Scientists

RAMAN , SIR CHANDRASEKHARA VENKATA

(1888–1970) Indian physicist
Raman was born at Trichinopoly (now Tiruchirappalli) in India and educated at the University of Madras. However, although he revealed considerable talent, he was unable to pursue his education overseas because of ill health. Instead, he chose to enter the civil service where he worked as an auditor for ten years while continuing with his own private research. In 1917 he took up an appointment as professor of physics at the University of Calcutta. In 1933 he moved to Bangalore where he first headed the physics department at the Indian Institute of Science and later, in 1948, became founding director of the Raman Institute.
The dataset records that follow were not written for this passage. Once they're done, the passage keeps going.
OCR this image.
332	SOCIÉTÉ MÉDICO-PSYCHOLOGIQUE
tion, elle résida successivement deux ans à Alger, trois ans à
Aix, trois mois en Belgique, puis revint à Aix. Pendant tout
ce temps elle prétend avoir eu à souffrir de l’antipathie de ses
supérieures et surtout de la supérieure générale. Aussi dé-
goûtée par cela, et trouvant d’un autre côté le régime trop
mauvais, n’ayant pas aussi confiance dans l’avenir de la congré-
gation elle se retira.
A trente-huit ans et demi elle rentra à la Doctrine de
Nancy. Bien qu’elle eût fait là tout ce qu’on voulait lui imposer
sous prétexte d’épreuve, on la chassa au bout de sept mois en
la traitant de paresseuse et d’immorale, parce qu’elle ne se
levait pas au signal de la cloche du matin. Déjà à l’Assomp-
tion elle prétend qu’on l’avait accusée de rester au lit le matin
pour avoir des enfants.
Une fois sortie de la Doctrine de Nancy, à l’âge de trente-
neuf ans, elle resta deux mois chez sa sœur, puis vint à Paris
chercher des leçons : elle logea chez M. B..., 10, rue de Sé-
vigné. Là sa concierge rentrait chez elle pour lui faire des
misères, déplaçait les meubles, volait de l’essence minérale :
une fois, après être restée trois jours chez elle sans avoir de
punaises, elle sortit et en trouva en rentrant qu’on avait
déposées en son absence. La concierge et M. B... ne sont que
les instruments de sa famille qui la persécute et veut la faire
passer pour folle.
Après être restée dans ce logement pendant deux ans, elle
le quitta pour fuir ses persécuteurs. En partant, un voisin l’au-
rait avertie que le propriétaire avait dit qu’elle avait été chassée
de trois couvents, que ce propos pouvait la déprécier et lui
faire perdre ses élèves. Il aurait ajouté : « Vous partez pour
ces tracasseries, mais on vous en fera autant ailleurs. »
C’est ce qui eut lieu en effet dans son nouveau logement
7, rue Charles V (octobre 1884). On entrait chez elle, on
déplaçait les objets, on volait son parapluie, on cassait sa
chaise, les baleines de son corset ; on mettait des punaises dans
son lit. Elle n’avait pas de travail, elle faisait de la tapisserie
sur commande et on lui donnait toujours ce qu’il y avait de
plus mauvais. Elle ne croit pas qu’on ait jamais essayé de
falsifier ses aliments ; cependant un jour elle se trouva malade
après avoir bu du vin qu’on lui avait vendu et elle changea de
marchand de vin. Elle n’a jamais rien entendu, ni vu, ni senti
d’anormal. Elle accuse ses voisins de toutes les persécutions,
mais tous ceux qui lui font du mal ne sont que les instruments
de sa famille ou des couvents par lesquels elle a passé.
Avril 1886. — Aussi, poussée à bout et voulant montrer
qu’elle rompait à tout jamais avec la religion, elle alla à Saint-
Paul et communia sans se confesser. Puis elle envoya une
In 1928 he discovered a spectral effect for which, in 1930, he was awarded the Nobel Prize for physics, thus becoming not only the first Indian but the first Asian to be so honored. TheRaman effect(as it is now known) occurs when visible radiation is scattered by the molecules in the medium. Not only will the original frequency of the incident light be found but in addition specific new-frequency lines will be detected as a result of the interaction of photons with the molecules. From these new lines in the spectrum (Raman lines) information can be deduced about the molecular structure. The effect is similar to that found by Arthur Compton for x-rays and had in fact been predicted by Werner Heisenberg some years earlier.